Review of "Miss Pettigrew Lives for a Day," DVD version

Review of
Miss Pettigrew Lives for a Day, DVD version

Four out of five stars
 This quirky romance is set in London right before the outbreak of World War II. There are a few times in the movie where that context is significant, but they are very few and are of great portent, but not regarding the plot.
 Frances McDormand stars as Miss Pettigrew and when the story opens, she has just been fired from the position as a servant of a wealthy lady. With no assets, she goes to a soup kitchen for a free meal and when she is about to eat it, she is bumped, and it falls on the ground. Acquiring her last job through an agency, she goes there, only to be told that with her record, she is now considered unemployable.

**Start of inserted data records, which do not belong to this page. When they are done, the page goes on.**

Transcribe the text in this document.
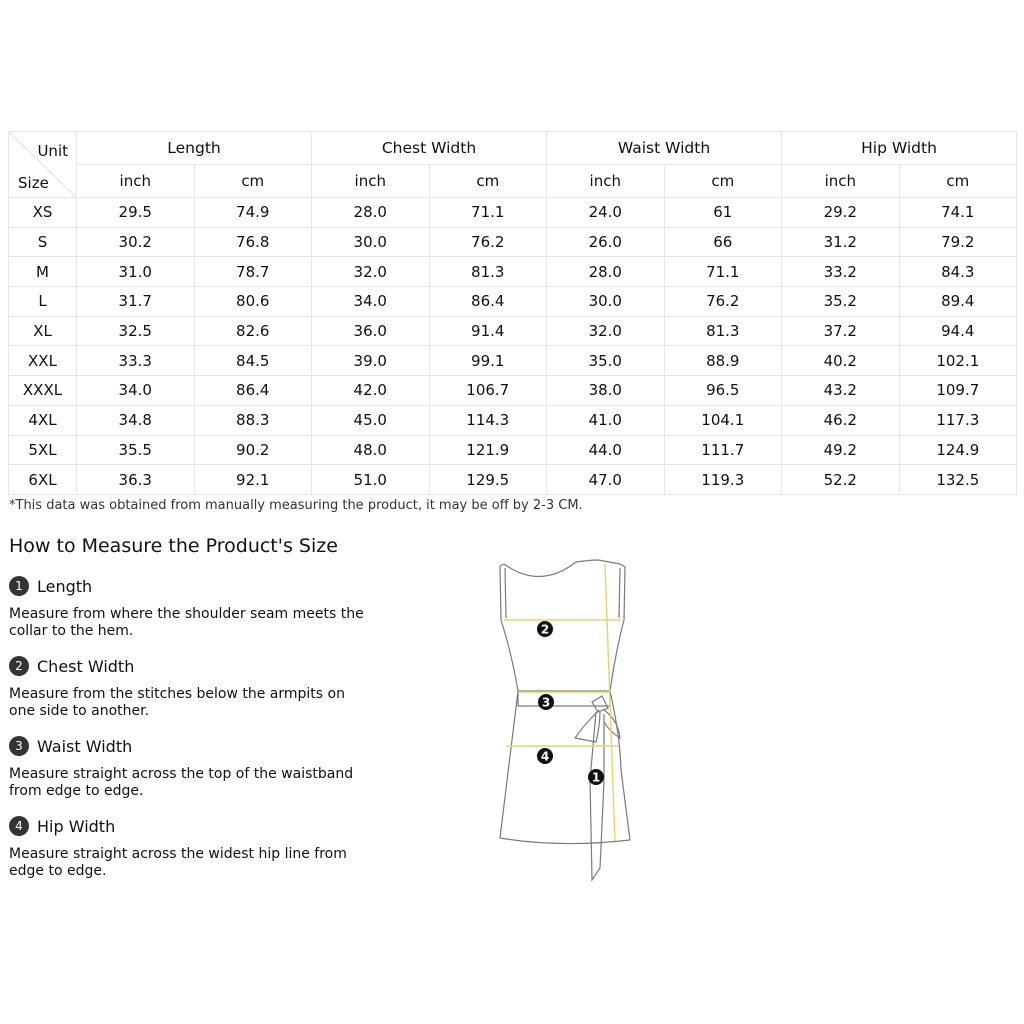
Unit
Size	Length		Chest Width		Waist Width		Hip Width	
	inch	cm	inch	cm	inch	cm	inch	cm
XS	29.5	74.9	28.0	71.1	24.0	61	29.2	74.1
S	30.2	76.8	30.0	76.2	26.0	66	31.2	79.2
M	31.0	78.7	32.0	81.3	28.0	71.1	33.2	84.3
L	31.7	80.6	34.0	86.4	30.0	76.2	35.2	89.4
XL	32.5	82.6	36.0	91.4	32.0	81.3	37.2	94.4
XXL	33.3	84.5	39.0	99.1	35.0	88.9	40.2	102.1
XXXL	34.0	86.4	42.0	106.7	38.0	96.5	43.2	109.7
4XL	34.8	88.3	45.0	114.3	41.0	104.1	46.2	117.3
5XL	35.5	90.2	48.0	121.9	44.0	111.7	49.2	124.9
6XL	36.3	92.1	51.0	129.5	47.0	119.3	52.2	132.5

*This data was obtained from manually measuring the product, it may be off by 2-3 CM.

How to Measure the Product's Size
1 Length

Measure from where the shoulder seam meets the collar to the hem.

2 Chest Width

Measure from the stitches below the armpits on one side to another.

3 Waist Width

Measure straight across the top of the waistband from edge to edge.

4 Hip Width

Measure straight across the widest hip line from edge to edge.

2
3
4
1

Desperate, Miss Pettigrew learns that another employee of the agency is scheduled to go to a job for an actress and intercepts the communication so that the actress believes that Miss Pettigrew was sent by the agency.
 Amy Adams plays the glamorous and high-society singer actress Delysia Lafosse, and when Miss Pettigrew arrives, the apartment is in a state of chaos, Lafosse needs to get the man in her bed dressed and out of the apartment before another man in her life arrives. Lafosse is portrayed as a superficial airhead, stringing several men along while she determines which one of best suited to advance her career. However, as the film progresses, we learn that she is much more than that. Clearly a child of the Depression, Lafosse is for the first time somebody, rather than just another woman struggling to survive.
 This movie is meant to be a comedy romance, yet the humor is often lost due to the overplayed dingbat features of Lafosse and the self-serving wickedness of other women. The romance part works much better, particularly at the end, where everything turns out to be about love. Your emotional strings are pulled when you think that Miss Pettigrew is suddenly tossed back where she was in the beginning, alone in a terminal with no hope. Suddenly, things change. Although this is clearly a chick-flick, guys can relate to it as well.
 My favorite parts of the movie are the references to the potential for war between Britain and Germany. There are not many but make up for it in their ominous nature. For example, there is a scene where a formation of heavy British bombers fly overhead. Anyone with knowledge of what happened during the Second World War will recognize it for the powerful harbinger of their future reality.